Around 2006 my career had veered off into a test automation approach that, while valid and useful in certain circumstances, would be inappropriate for the WMF project.  And in the years since 2006, the tools and practices that were immature at the time had grown into mature, stable, powerful projects of their own. 

I set out to educate myself about the details of the cutting edge of browser test automation in every language.  I visited Austin TX twice and San Francisco several times in the past year to discuss approaches to the project in person with experts on the subject. 

WMF hired Željko Filipin in October 2012 specifically for the browser test automation project, and just this week we opened the curtain and turned on the lights.  The WMF browser test automation project is in Ruby, using

* page_object gem
* watir-webdriver
* selenium-webdriver
* Cucumber
* RSpec
* rake
* Jenkins integration

The initial announcement is here.
A first pass at technical documentation is here, including instructions to run the tests locally if you want to see them in action on your own machine.
Some community concerns are here.
The main code base is managed in gerrit but there is a more accessible read-only mirror on github.
Our Jenkins instance is running on the Cloudbees service  using Sauce Labs  hosts, and the current test results are visible here.
If you would like to follow the project or contribute to it yourself, we are starting a community group you can join.  Feel free to add yourself to the page here  to follow the project or contribute to it.

Many people helped me along the way to making this project what it is.  Hopefully I haven't left out anyone, feel free to remind me if I did!

Jeff Morgan for creating the page-object gem and for answering tons of my questions
Jari Bakken, especially for this presentation about webdriver in Ruby.
Brahma Ghosh
Charley Baker
Alister Scott and his Watirmelon blog
Marlena Compton  and Matt Brandt  for discussing their experience at Mozilla WebQA with me.
Bret Pettichord for hosting  the Test Automation Bazaar
Jim Holmes of Telerik for hosting the Telerik Test Summit

And especially Željko for actually building the actual project! (And for kicking my ass  along the way, I still have a lot to learn.)

Friday, June 01, 2012

Wikimedia Foundation hiring QA staff

The Wikimedia Foundation currently has two open positions for QA staff.  One is for a QA Engineer and the other for a Volunteer QA Coordinator

I want to point out what a unique opportunity this is.

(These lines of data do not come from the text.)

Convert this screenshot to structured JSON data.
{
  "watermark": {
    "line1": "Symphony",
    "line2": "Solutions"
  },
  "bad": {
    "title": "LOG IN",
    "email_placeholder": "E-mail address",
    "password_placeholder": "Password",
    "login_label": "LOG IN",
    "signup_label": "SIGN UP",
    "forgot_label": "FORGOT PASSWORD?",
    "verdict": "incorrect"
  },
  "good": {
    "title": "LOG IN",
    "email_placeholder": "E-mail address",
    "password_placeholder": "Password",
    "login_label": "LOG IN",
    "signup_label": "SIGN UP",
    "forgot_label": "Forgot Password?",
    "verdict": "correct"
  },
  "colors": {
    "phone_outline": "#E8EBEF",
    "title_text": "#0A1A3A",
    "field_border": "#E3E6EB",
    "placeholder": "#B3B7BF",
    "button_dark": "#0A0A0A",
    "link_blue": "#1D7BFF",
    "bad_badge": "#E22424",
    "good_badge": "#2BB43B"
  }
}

Before I was hired at WMF four months ago as "QA Lead", there had never been anyone working on the Wikipedias and related projects whose only focus was testing and quality.  There was no UI test automation, there was no program of community testing.   Actually, there still isn't.  That's where these new staff come in.  No exaggeration:  this is an opportunity to create from scratch the quality and testing practices for one of the great achievements in human history.  But WMF only has about 100 staff, and only about half of those are technical.  At the moment, there are about 50 regular contributors to WMF software (and millions and millions of users!), so this QA staff will be outnumbered and outgunned.  So we need help, both from automation and from a community of people interested in testing. 

WMF has two priorities this year for QA and testing:  one is to implement some browser-level test automation.  The other is to involve both the testing community and the Wikipedia community in more testing activities. 

As QA Lead, I figured it was my job to lay some groundwork for these activities.  So I did a lot of research on the current state of browser automation (I'd not been following recent developments there for some time) and built a demonstration and example of what I think the best available browser test "stack" should be.   (Note: there is some bad code in there right now, for a purpose)  I think Ruby is the way to go for this, and this is my justification for that.  I am really looking forward to working with our new QA Engineer to expand these tests, bring in community contributions, hook it up to Jenkins, run it against our brand new test environment, etc. etc.  My little spike is only an example, and I look forward to having my mind changed about how it will ultimately be of use. 

The other thing I've done is to begin having "test events" where WMF invites outside groups to help test some aspect of the Wikipedia software.  On May 5 2012 we teamed up with Weekend Testing to validate the new frequent deployment scheme when we began updating all the Wikipedia software every two weeks.  On June 9 we'll be teaming up with Openhatch.org for a "shakedown cruise" of the new Wikipedia Article Feedback system that will be rolled out to all of Wikipedia in just a few weeks.   I'm looking forward to working with the new Volunteer QA Coordinator to expand community testing both in partnership with other organizations and within the Wikipedia community itself. 

As for me, to the extent that I am a "Lead", I tend to lead from behind.  I'll be working with new and evolving WMF projects to bring testing and quality work where it can be the most valuable.  I'll be working with the test automation communities to improve development practices through testing.  I'll be looking for cool stuff out in the world for Wikipedia to make use of.  It's a brilliant future. 

Tuesday, May 29, 2012

Join the Wikipedia/OpenHatch.org test event 9 June

Wikipedia allows users to leave feedback on each article.  Experienced Wikipedians analyze this feedback in myriad different ways to improve the Wikipedia user experience and to improve the encyclopedia itself. 

The Wikimedia Foundation has been creating a new Article Feedback system, and on Saturday 9 June from 10AM-noon Pacific time, WMF invites testers and anyone else interested to participate in a "shakedown cruise" to test a near-final version of the new Article Feedback system before the system is rolled out to all of Wikipedia.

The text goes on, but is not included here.